Brilliant! Edge-of-your-seat writing that drags the reader into the world of the "Dungeon Master's Guide." Unfortunately, all is not perfect as the encyclopedic style of writing that follows pummels the previously riveted reader into wondering exactly what kind of novel it is that is being read.

When first released, the "Dungeon Master's Guide," strangely, met with rabid support from a subculture mostly dominated by computer aficionados and lovers of medieval literature. Perhaps Monte Cook, Jonathan Tweet and Skip Williams were consciously aiming for this crowd in writing this volume that is seemingly equally as obsessed with statistical data as with gripping fiction.

Armed with a seemingly endless supply of mathematically based tables, the "Dungeon Master's Guide" quickly becomes inaccessible to all but the most resilient of readers.
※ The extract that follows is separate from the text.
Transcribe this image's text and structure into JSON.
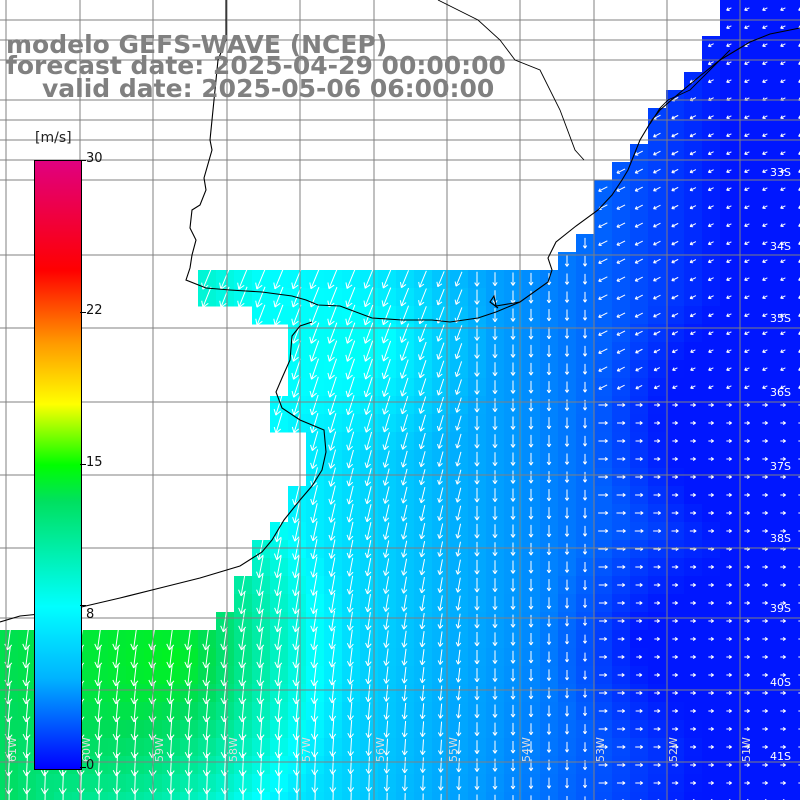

The scraps of blatantly fantastic musings, and the mostly well-done artwork that accompanies them, makes this tactic all the more frustrating. It seems that Cook, Tweet and Williams are grasping for meaning that tends to not be found in the genre in which they are working and, as such, they have decided to push their chosen stylistic boundaries in an oddly intuitive manner.

The book broods continuously on the dual topic of life and death, and, in so doing, tries to force the reader into confronting issues that most works of the type brush off as being simply necessary for this mode of writing's operation. The "Dungeon Master's Guide," however, is not simply willing to ponder this all-important topic in the conventional mode of narrative in which it is traditionally dealt.
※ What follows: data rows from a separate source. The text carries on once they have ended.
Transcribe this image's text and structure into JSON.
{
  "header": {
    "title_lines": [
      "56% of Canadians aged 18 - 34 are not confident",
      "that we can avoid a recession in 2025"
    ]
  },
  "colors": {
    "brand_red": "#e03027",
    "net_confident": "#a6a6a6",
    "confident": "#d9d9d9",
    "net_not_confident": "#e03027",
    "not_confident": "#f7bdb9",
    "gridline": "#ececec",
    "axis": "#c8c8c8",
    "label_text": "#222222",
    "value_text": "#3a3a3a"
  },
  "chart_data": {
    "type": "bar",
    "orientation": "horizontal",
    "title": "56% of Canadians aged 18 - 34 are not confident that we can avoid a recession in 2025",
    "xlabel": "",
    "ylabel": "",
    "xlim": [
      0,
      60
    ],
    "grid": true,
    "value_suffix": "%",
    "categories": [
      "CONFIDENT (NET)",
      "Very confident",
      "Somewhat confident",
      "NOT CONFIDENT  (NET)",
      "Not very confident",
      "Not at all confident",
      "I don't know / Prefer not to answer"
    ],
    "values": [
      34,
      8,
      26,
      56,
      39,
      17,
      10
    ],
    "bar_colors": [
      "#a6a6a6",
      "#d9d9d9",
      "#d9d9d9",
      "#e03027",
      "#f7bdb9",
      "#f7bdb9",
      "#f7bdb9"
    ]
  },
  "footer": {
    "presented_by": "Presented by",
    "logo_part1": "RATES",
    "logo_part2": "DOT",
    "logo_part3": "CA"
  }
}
Enter the mathematics. In a coldly calculated move, Cook, Tweet and Williams reduce life, and therefore death, to an exhaustive series of probabilities. The "Dungeon Master's Guide" speaks of this mathematical basis of existence in terms of dice rolls--the authors are referring to the widely held notion of life as a crap shoot.
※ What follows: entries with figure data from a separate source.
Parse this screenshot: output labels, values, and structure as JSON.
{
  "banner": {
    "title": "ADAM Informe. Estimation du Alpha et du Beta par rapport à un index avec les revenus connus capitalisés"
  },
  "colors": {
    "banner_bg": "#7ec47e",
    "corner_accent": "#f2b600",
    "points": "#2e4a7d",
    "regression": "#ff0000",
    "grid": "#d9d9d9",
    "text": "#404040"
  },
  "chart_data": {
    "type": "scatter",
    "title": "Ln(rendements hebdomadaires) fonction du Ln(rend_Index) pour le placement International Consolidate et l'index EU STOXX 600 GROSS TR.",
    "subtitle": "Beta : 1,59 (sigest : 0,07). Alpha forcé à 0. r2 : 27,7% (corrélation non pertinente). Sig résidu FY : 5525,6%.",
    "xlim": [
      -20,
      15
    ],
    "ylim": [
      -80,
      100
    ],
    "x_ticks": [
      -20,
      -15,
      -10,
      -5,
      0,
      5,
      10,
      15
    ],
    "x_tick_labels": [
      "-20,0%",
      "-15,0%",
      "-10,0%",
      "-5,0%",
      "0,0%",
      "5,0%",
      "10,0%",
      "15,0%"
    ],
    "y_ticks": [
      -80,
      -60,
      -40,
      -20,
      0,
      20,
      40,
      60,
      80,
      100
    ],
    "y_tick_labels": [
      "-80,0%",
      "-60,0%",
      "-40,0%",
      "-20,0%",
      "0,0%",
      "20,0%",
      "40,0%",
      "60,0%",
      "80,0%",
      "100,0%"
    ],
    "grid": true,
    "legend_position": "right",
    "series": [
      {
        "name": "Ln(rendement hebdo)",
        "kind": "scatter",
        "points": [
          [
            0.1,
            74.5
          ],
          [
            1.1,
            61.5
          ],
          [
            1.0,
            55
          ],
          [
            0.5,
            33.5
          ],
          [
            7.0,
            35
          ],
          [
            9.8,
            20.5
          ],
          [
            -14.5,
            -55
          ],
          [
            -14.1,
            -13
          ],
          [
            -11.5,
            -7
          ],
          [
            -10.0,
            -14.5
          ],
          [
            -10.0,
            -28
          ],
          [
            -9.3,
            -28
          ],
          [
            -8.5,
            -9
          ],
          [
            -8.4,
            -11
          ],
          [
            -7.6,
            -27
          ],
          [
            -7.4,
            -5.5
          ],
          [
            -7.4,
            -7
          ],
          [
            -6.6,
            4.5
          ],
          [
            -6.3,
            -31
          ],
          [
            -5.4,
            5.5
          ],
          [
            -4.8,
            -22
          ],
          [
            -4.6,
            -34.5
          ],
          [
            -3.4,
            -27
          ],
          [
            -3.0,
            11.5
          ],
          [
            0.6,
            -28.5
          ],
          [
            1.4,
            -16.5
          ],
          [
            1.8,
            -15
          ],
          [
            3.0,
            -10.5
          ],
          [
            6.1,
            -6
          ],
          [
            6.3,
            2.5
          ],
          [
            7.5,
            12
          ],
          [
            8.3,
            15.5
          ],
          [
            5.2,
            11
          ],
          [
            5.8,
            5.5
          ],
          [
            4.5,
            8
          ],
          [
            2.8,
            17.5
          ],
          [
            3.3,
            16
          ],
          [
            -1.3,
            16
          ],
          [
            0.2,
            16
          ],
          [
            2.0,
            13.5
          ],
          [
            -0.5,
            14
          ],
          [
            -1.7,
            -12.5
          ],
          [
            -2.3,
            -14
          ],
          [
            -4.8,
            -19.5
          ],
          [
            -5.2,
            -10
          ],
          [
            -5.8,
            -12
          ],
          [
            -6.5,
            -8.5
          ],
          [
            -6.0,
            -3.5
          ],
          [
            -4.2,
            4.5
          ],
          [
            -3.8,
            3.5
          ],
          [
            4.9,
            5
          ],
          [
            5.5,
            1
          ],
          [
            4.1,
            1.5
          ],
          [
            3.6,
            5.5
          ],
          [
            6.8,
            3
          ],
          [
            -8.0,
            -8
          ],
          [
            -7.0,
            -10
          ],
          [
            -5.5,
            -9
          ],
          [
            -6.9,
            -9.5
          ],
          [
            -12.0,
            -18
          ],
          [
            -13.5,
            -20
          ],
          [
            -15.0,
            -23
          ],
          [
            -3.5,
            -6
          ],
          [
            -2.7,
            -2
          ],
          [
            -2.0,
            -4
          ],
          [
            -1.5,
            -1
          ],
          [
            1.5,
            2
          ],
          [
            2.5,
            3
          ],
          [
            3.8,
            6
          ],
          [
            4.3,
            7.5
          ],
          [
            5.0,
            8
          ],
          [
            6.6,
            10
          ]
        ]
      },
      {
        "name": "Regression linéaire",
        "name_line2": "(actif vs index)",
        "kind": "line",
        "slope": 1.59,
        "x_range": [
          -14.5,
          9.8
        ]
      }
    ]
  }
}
In this light, The "Dungeon Master's Guide" asserts that regardless of ability, death is nothing more than a statistical event--something that eventually claims everyone--that, as such, forces the individual to cherish every living moment.

The "Dungeon Master's Guide" is that rare book written in the fantasy genre that sets for itself an agenda of offering more than sheer entertainment. Although its means of accomplishing this goal are often extremely frustrating, they are ultimately effective in a manner approached seldomly in fiction. The time and energy necessary to digest the encyclopedic portions and copious amounts of tabled data becomes nearly invaluable as the more traditional moments of the text reveal the depth that they house.

The "Dungeon Master's Guide" is published by Wizards of the Coast.